Giancarlo Kosova graduated in Aerospace Engineering from the University of Naples Federico II in 2015.
His master’s degree thesis ‘Operational modal analysis of wind turbines in rotating conditions’ comes from his internship in Siemens Industry Software on the development and implementation of new methods and techniques to analyse the structural behaviour of operating wind turbines including simulations and testing.
After his graduation he worked for more than 3 years as a CAE stress analyst in aeronautical engineering, mainly in Stelia-Aerospace, on aircrafts like the Airbus Beluga XL, Airbus A350 XWB and Aermacchi M345. This work on the project of primary structures using finite elements analysis and analytical methods ranges from the conception of the structural configuration, through the evaluation of the loads to the sizing of the components. Thanks to different kinds of work experience, he developed a consistent approach to problem solving – focused on both academic and industrial applications.
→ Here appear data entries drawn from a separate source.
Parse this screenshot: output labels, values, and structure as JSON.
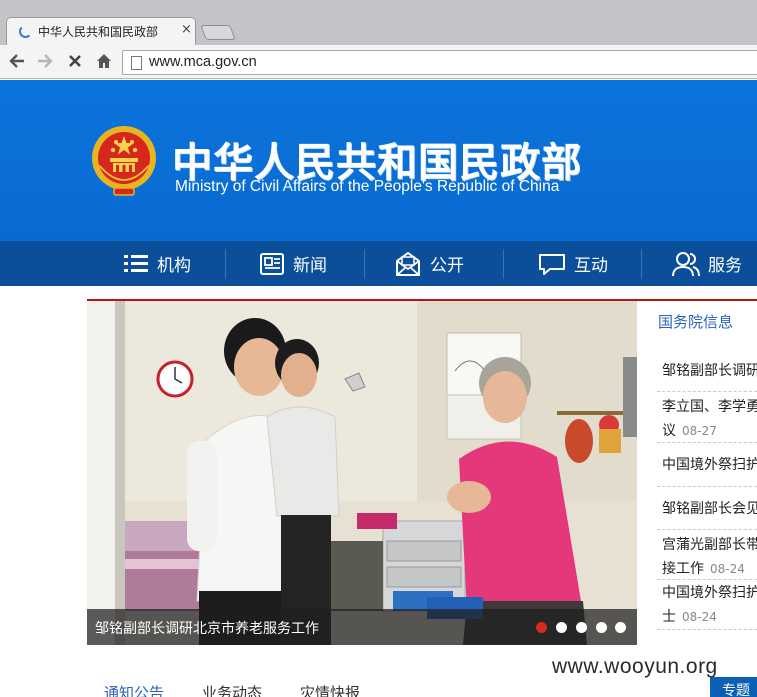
{
  "browser": {
    "tab_title": "中华人民共和国民政部",
    "tab_close": "×",
    "url": "www.mca.gov.cn",
    "nav_icons": {
      "back": "back-arrow-icon",
      "forward": "forward-arrow-icon",
      "stop": "stop-icon",
      "home": "home-icon",
      "page": "page-icon"
    }
  },
  "header": {
    "title_cn": "中华人民共和国民政部",
    "title_en": "Ministry of Civil Affairs of the People's Republic of China",
    "brand_color": "#0b74dd",
    "nav_color": "#0b4f9a"
  },
  "nav": {
    "items": [
      {
        "label": "机构",
        "icon": "list-icon"
      },
      {
        "label": "新闻",
        "icon": "news-icon"
      },
      {
        "label": "公开",
        "icon": "envelope-icon"
      },
      {
        "label": "互动",
        "icon": "chat-icon"
      },
      {
        "label": "服务",
        "icon": "users-icon"
      }
    ]
  },
  "carousel": {
    "caption": "邹铭副部长调研北京市养老服务工作",
    "slides": 5,
    "active_slide": 1,
    "accent": "#d82b1f"
  },
  "info_panel": {
    "title": "国务院信息",
    "items": [
      {
        "line1": "邹铭副部长调研",
        "line2": "",
        "date": ""
      },
      {
        "line1": "李立国、李学勇",
        "line2": "议",
        "date": "08-27"
      },
      {
        "line1": "中国境外祭扫护",
        "line2": "",
        "date": ""
      },
      {
        "line1": "邹铭副部长会见",
        "line2": "",
        "date": ""
      },
      {
        "line1": "宫蒲光副部长带",
        "line2": "接工作",
        "date": "08-24"
      },
      {
        "line1": "中国境外祭扫护",
        "line2": "士",
        "date": "08-24"
      }
    ]
  },
  "bottom_tabs": [
    "通知公告",
    "业务动态",
    "灾情快报"
  ],
  "topic_button": "专题",
  "watermark": "www.wooyun.org"
}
He is working within the DyVirt project since September 2018 hosted by Siemens Industry Software. His PhD on the topic of ‘Modal Analysis in Presence of Nonlinearities’ is promoted by the University of
Liege. In the technical context of the project, his final aim is to develop new reliable methods for the numerical representation of structural connectors or joints, which account for all their functions concurrently and model the nonlinear behaviour. In this sense, the specific objective of the ESR is to
characterise the dynamic behaviour of real structures subjected to operational loads on the base of the results of experimental tests. His intent is to implement all the steps needed for analysing a real structure optimising the process to make it reliable and applicable to most of the cases in nonlinear dynamics. These steps are the following: detection, localisation, nonlinear parameter identification, parameter identification of the underlying linear system. The development of new finite element
modelling techniques and the building of finite element models is in this context both a means to study nonlinear systems and a final goal to have a high fidelity model used for simulations and predictions.